6.*—“The Rev. Alfred Inigo Fox, of Woodton Hall, has assumed the surname of Suckling only, with the arms of Suckling, quarterly, with his own, pursuant to the will of the late Robert Suckling, of Woodton Hall.”

9.—Mr. Mathews appeared at Norwich Theatre in his entertainments, “At Home,” “A Trip to Paris,” and “Country Cousins.”

—At Norwich Quarter Sessions, Sarah Powell, keeper of a boarding school, was sentenced to three months’ imprisonment for cruelly ill-treating and wounding Mary Ann Phillips, aged 6½ years.

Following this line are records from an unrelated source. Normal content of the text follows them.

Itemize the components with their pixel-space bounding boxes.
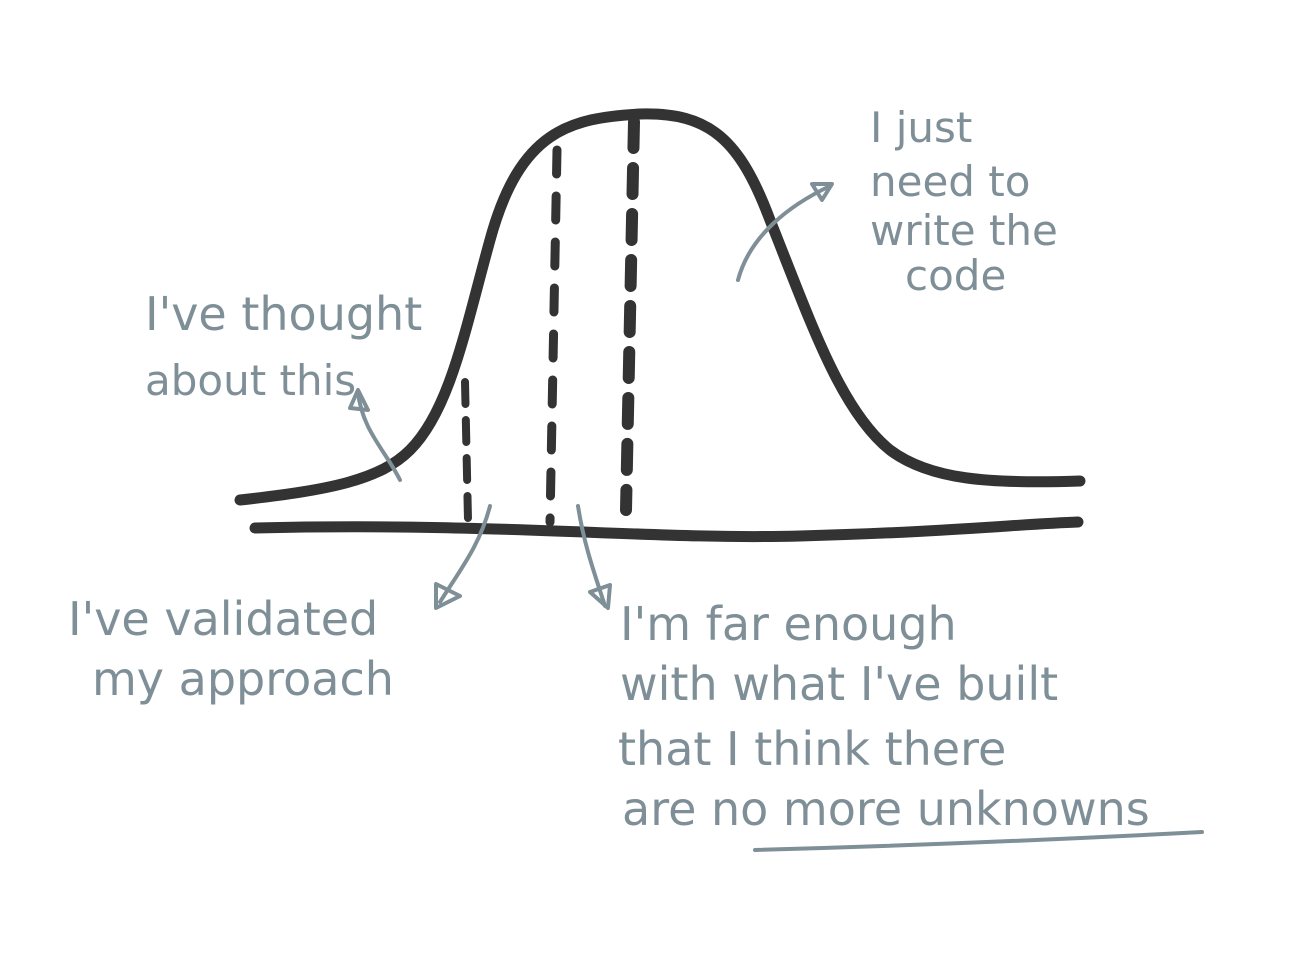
annotation-line: need to (870, 157, 1030, 206)
arrow (576, 504, 607, 608)
arrow-head (810, 182, 834, 202)
annotation-line: I'm far enough (620, 597, 957, 651)
annotation-line: code (905, 251, 1006, 300)
baseline (249, 516, 1084, 543)
arrow-head (588, 583, 612, 610)
arrow (356, 390, 402, 482)
annotation-line: I've thought (145, 287, 422, 341)
arrow (438, 504, 492, 604)
arrow-head (434, 582, 462, 610)
annotation-line: that I think there (618, 722, 1006, 776)
dashed-marker (545, 145, 562, 527)
annotation-line: are no more unknowns (622, 782, 1150, 836)
annotation-line: write the (870, 206, 1058, 255)
arrow-head (348, 388, 370, 412)
annotation-line: I've validated (68, 592, 378, 646)
annotation-line: with what I've built (620, 657, 1058, 711)
annotation-line: my approach (92, 652, 394, 706)
underline (753, 830, 1204, 852)
dashed-marker (620, 116, 640, 516)
annotation-line: about this (145, 356, 356, 405)
annotation-line: I just (870, 103, 972, 152)
dashed-marker (461, 378, 472, 524)
hill-curve (234, 108, 1086, 506)
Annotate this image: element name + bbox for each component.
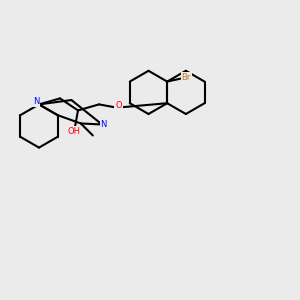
Text: OH: OH xyxy=(67,127,80,136)
Text: N: N xyxy=(33,97,39,106)
Text: O: O xyxy=(115,101,122,110)
Text: N: N xyxy=(100,120,107,129)
Text: Br: Br xyxy=(182,73,191,82)
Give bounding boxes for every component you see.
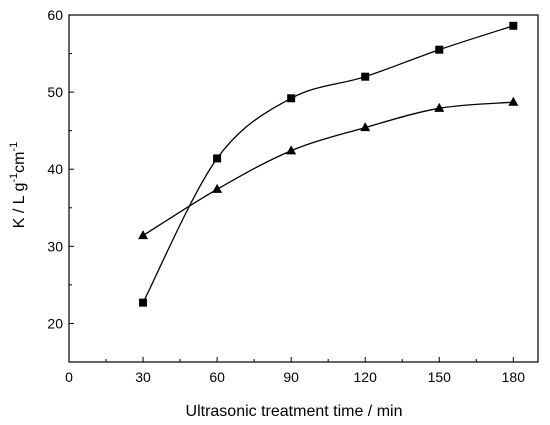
y-axis-title-exp2: -1 xyxy=(8,142,20,152)
x-tick-label: 0 xyxy=(65,369,73,385)
ticks: 0 30 60 90 120 150 180 20 30 40 50 60 xyxy=(47,7,525,385)
data-point-triangle xyxy=(212,183,223,193)
y-tick-label: 30 xyxy=(47,238,63,254)
series-triangle xyxy=(138,96,519,240)
series-square xyxy=(139,21,518,307)
series-line-square xyxy=(142,25,514,303)
y-axis-title: K / L g-1cm-1 xyxy=(8,142,28,229)
x-tick-label: 120 xyxy=(354,369,378,385)
x-axis-title: Ultrasonic treatment time / min xyxy=(186,403,403,420)
y-tick-label: 40 xyxy=(47,161,63,177)
y-axis-title-mid: cm xyxy=(11,152,28,173)
y-axis-title-base: K / L g xyxy=(11,183,28,229)
data-point-square xyxy=(435,45,444,54)
data-point-triangle xyxy=(508,96,519,106)
data-point-triangle xyxy=(138,230,149,240)
data-point-square xyxy=(361,72,370,81)
y-tick-label: 20 xyxy=(47,315,63,331)
x-tick-label: 150 xyxy=(428,369,452,385)
series-group xyxy=(138,21,519,307)
plot-frame xyxy=(68,14,539,363)
data-point-triangle xyxy=(286,145,297,155)
y-tick-label: 60 xyxy=(47,7,63,23)
data-point-square xyxy=(509,21,518,30)
x-tick-label: 60 xyxy=(209,369,225,385)
x-tick-label: 30 xyxy=(135,369,151,385)
x-tick-label: 90 xyxy=(283,369,299,385)
data-point-triangle xyxy=(360,122,371,132)
y-tick-label: 50 xyxy=(47,84,63,100)
data-point-square xyxy=(139,298,148,307)
data-point-square xyxy=(213,154,222,163)
y-axis-title-exp1: -1 xyxy=(8,173,20,183)
data-point-triangle xyxy=(434,102,445,112)
axes xyxy=(68,14,539,363)
x-tick-label: 180 xyxy=(502,369,526,385)
series-line-triangle xyxy=(142,101,514,237)
data-point-square xyxy=(287,94,296,103)
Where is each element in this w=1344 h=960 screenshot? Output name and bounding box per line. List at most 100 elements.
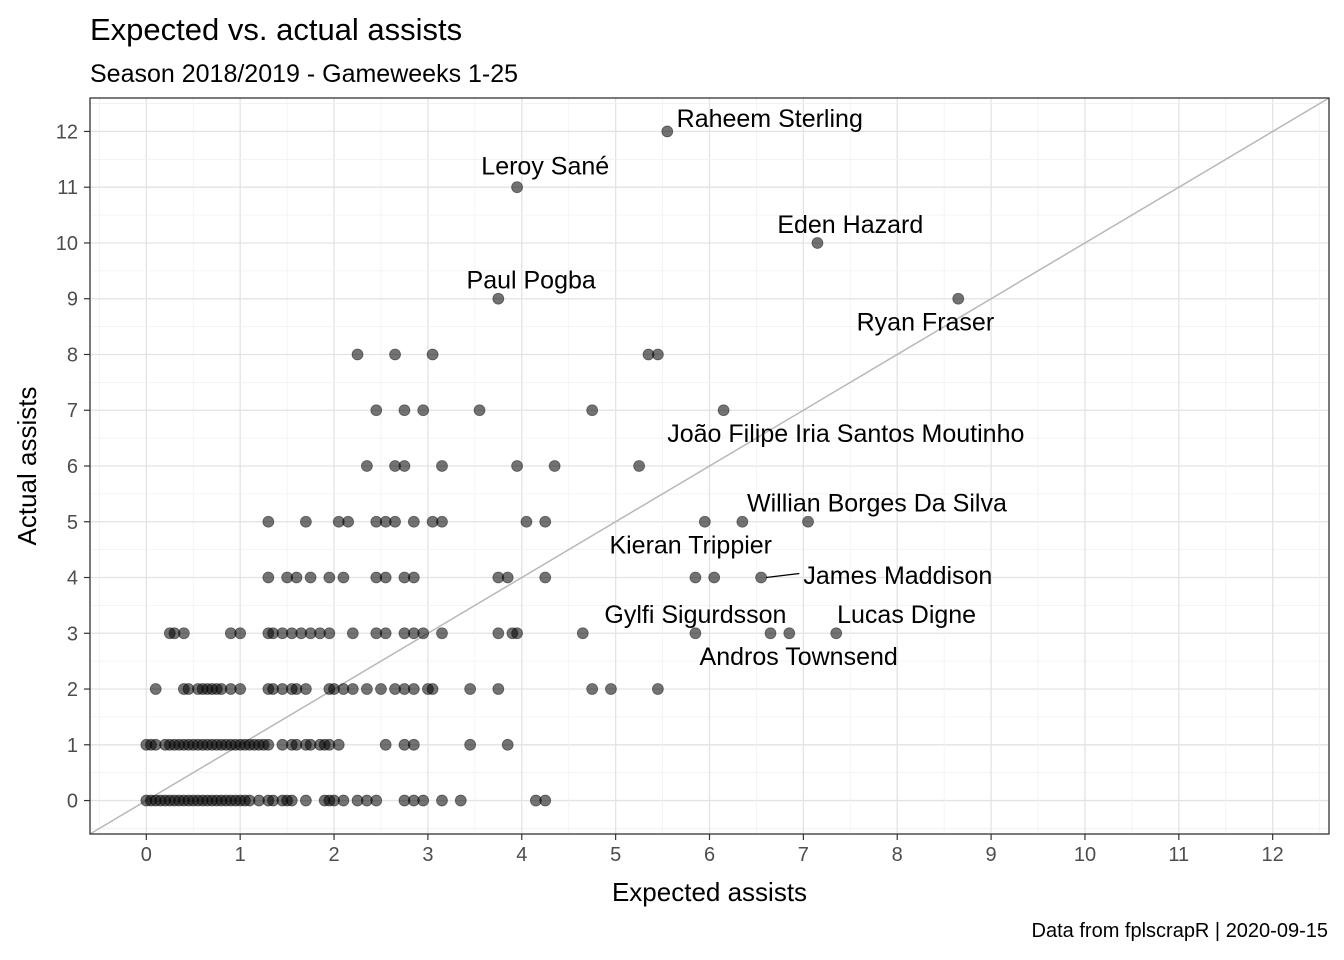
point-label: Raheem Sterling: [677, 105, 863, 133]
point-label: Willian Borges Da Silva: [747, 490, 1007, 518]
x-tick-label: 5: [610, 844, 621, 866]
data-point: [299, 794, 312, 807]
data-point: [736, 515, 749, 528]
data-point: [698, 515, 711, 528]
data-point: [511, 460, 523, 472]
data-point: [407, 738, 420, 751]
data-point: [464, 738, 477, 751]
data-point: [304, 571, 317, 584]
y-tick-label: 0: [67, 791, 78, 813]
data-point: [952, 292, 965, 305]
data-point: [473, 404, 486, 417]
data-point: [586, 683, 599, 695]
data-point: [360, 683, 373, 695]
x-tick-label: 11: [1168, 844, 1189, 866]
data-point: [539, 794, 552, 807]
x-tick-label: 7: [798, 844, 809, 866]
chart-caption: Data from fplscrapR | 2020-09-15: [1031, 920, 1328, 942]
x-tick-label: 8: [892, 844, 903, 866]
data-point: [436, 794, 448, 807]
data-point: [501, 738, 514, 751]
reference-line: [89, 97, 1330, 835]
data-point: [501, 571, 514, 584]
data-point: [511, 181, 523, 194]
data-point: [539, 571, 552, 584]
data-point: [764, 627, 777, 640]
x-axis-title: Expected assists: [612, 877, 807, 907]
data-point: [661, 125, 674, 138]
data-point: [346, 683, 359, 695]
x-tick-label: 9: [986, 844, 997, 866]
data-point: [708, 571, 721, 584]
chart-title: Expected vs. actual assists: [90, 12, 463, 47]
point-label: Ryan Fraser: [857, 308, 995, 336]
data-point: [379, 627, 392, 640]
y-axis-title: Actual assists: [12, 387, 42, 546]
data-point: [436, 627, 448, 640]
data-point: [539, 515, 552, 528]
x-tick-label: 12: [1262, 844, 1284, 866]
data-point: [689, 571, 702, 584]
point-label: Eden Hazard: [777, 211, 923, 239]
data-point: [464, 683, 477, 695]
data-point: [426, 683, 439, 695]
data-point: [548, 460, 561, 472]
y-tick-label: 12: [56, 121, 78, 143]
data-point: [586, 404, 599, 417]
y-tick-label: 5: [67, 512, 78, 534]
data-point: [234, 627, 247, 640]
data-point: [323, 571, 336, 584]
data-point: [389, 348, 401, 361]
x-axis: 0 1 2 3 4 5 6 7 8 9 10 11 12: [141, 834, 1284, 866]
x-tick-label: 3: [422, 844, 433, 866]
data-point: [375, 683, 387, 695]
data-point: [492, 683, 505, 695]
y-tick-label: 4: [67, 568, 78, 590]
data-point: [342, 515, 355, 528]
data-point: [454, 794, 467, 807]
data-point: [299, 683, 312, 695]
y-tick-label: 11: [57, 177, 78, 199]
point-label: Andros Townsend: [700, 643, 898, 671]
data-point: [370, 404, 383, 417]
y-tick-label: 6: [67, 456, 78, 478]
data-point: [783, 627, 796, 640]
data-point: [299, 515, 312, 528]
chart-subtitle: Season 2018/2019 - Gameweeks 1-25: [90, 60, 519, 88]
y-tick-label: 7: [67, 400, 78, 422]
point-label: João Filipe Iria Santos Moutinho: [667, 420, 1024, 448]
label-connector: [766, 572, 800, 579]
y-tick-label: 2: [67, 679, 78, 701]
data-point: [417, 404, 430, 417]
data-point: [398, 404, 411, 417]
x-tick-label: 6: [704, 844, 715, 866]
data-point: [337, 571, 350, 584]
data-point: [755, 571, 768, 584]
data-point: [492, 627, 505, 640]
data-point: [407, 571, 420, 584]
data-point: [651, 348, 664, 361]
data-point: [332, 738, 345, 751]
data-point: [436, 515, 448, 528]
data-point: [417, 794, 430, 807]
data-point: [417, 627, 430, 640]
data-point: [379, 571, 392, 584]
data-point: [802, 515, 814, 528]
data-point: [520, 515, 533, 528]
data-point: [389, 515, 401, 528]
data-point: [177, 627, 190, 640]
y-tick-label: 1: [67, 735, 78, 757]
data-point: [576, 627, 589, 640]
data-point: [370, 794, 383, 807]
point-label: Gylfi Sigurdsson: [604, 601, 786, 629]
data-point: [605, 683, 617, 695]
data-point: [234, 683, 247, 695]
data-point: [262, 738, 275, 751]
point-label: James Maddison: [803, 562, 992, 590]
data-point: [346, 627, 359, 640]
data-point: [651, 683, 664, 695]
point-label: Kieran Trippier: [609, 531, 772, 559]
data-point: [633, 460, 646, 472]
data-point: [285, 794, 298, 807]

13.—At the Norfolk Quarter Sessions, the case of the King on the prosecution of Robert Leamon, the younger, against Edmund Heagren Gibbs for assault, was tried. The defendant, an opulent farmer living at Quarles, pleaded guilty to the charge. The offence was committed in Fakenham Market Place, and it was alleged that the defendant several times struck the plaintiff with a jockey whip. He was fined £300.

22.—Mr. Dowton appeared at Norwich Theatre as Sir Peter Teazle and Restive (“Turn Out”). On succeeding evenings he took the parts of Job Thornberry, Sir Anthony Absolute, Barnaby Brittle, Old Drugget (“Three Weeks after Marriage”), Sheva (“The Jew”), &c.

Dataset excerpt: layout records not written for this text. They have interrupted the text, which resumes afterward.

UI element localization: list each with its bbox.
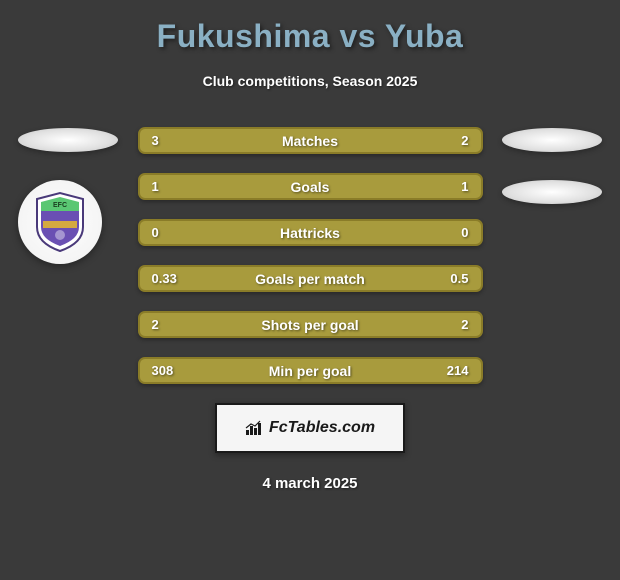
chart-icon (245, 420, 265, 436)
stat-row: 0.33 Goals per match 0.5 (0, 265, 620, 292)
footer-banner-text: FcTables.com (269, 419, 375, 437)
page-subtitle: Club competitions, Season 2025 (0, 73, 620, 89)
stat-value-left: 308 (152, 363, 174, 378)
stat-row: 2 Shots per goal 2 (0, 311, 620, 338)
stat-bar-hattricks: 0 Hattricks 0 (138, 219, 483, 246)
stat-value-right: 1 (461, 179, 468, 194)
stat-value-right: 0 (461, 225, 468, 240)
stat-row: 308 Min per goal 214 (0, 357, 620, 384)
footer-date: 4 march 2025 (0, 475, 620, 492)
stat-label: Min per goal (269, 363, 351, 379)
stat-bar-matches: 3 Matches 2 (138, 127, 483, 154)
stat-row: 3 Matches 2 (0, 127, 620, 154)
stat-value-left: 3 (152, 133, 159, 148)
main-container: Fukushima vs Yuba Club competitions, Sea… (0, 0, 620, 580)
stat-label: Matches (282, 133, 338, 149)
stat-row: 1 Goals 1 (0, 173, 620, 200)
stats-area: 3 Matches 2 1 Goals 1 0 Hattricks 0 0.33… (0, 127, 620, 384)
stat-value-left: 0.33 (152, 271, 177, 286)
stat-value-right: 2 (461, 133, 468, 148)
footer-banner: FcTables.com (215, 403, 405, 453)
stat-label: Goals per match (255, 271, 365, 287)
stat-bar-min-per-goal: 308 Min per goal 214 (138, 357, 483, 384)
stat-value-right: 0.5 (450, 271, 468, 286)
stat-row: 0 Hattricks 0 (0, 219, 620, 246)
stat-value-left: 0 (152, 225, 159, 240)
stat-label: Goals (291, 179, 330, 195)
stat-bar-goals-per-match: 0.33 Goals per match 0.5 (138, 265, 483, 292)
stat-value-right: 214 (447, 363, 469, 378)
stat-value-left: 2 (152, 317, 159, 332)
stat-value-right: 2 (461, 317, 468, 332)
stat-value-left: 1 (152, 179, 159, 194)
page-title: Fukushima vs Yuba (0, 18, 620, 55)
stat-label: Hattricks (280, 225, 340, 241)
stat-bar-shots-per-goal: 2 Shots per goal 2 (138, 311, 483, 338)
stat-label: Shots per goal (261, 317, 358, 333)
stat-bar-goals: 1 Goals 1 (138, 173, 483, 200)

27.*—(Advt.) “£100 Reward. Whereas at about nine o’clock on the evening of the 22nd inst., Mr. John Thurtell was attacked in Chapel Field, Norwich, by three men, knocked down, and robbed of a pocket book containing £1,508 in notes, thirteen of which were of the Bank of England, value £100 each, and the name of John Thurtell is endorsed on them. Notice is hereby given that whoever will give information which might lead to the apprehension and conviction of the persons concerned in this robbery, shall be paid the above reward on applying to Mr. Thurtell; and any person concerned in the robbery who will give information of his accomplices will receive the reward and a free pardon. Norwich, January 23rd, 1821.” (In the following week it was announced that a commission of bankruptcy had issued against John Thurtell and John Giddens, bombazine manufacturers, dealers, and chapmen. Soon afterwards Thurtell absconded.)

29.—The first anniversary of the King’s Accession to the Throne was celebrated in Norwich by peals on the bells of St. Peter Mancroft, and of several of the minor parishes of the city. At Methwold a lad named T. Coates, aged 11, rang second in a peal of single bob major, and “the company challenged England for his equal.”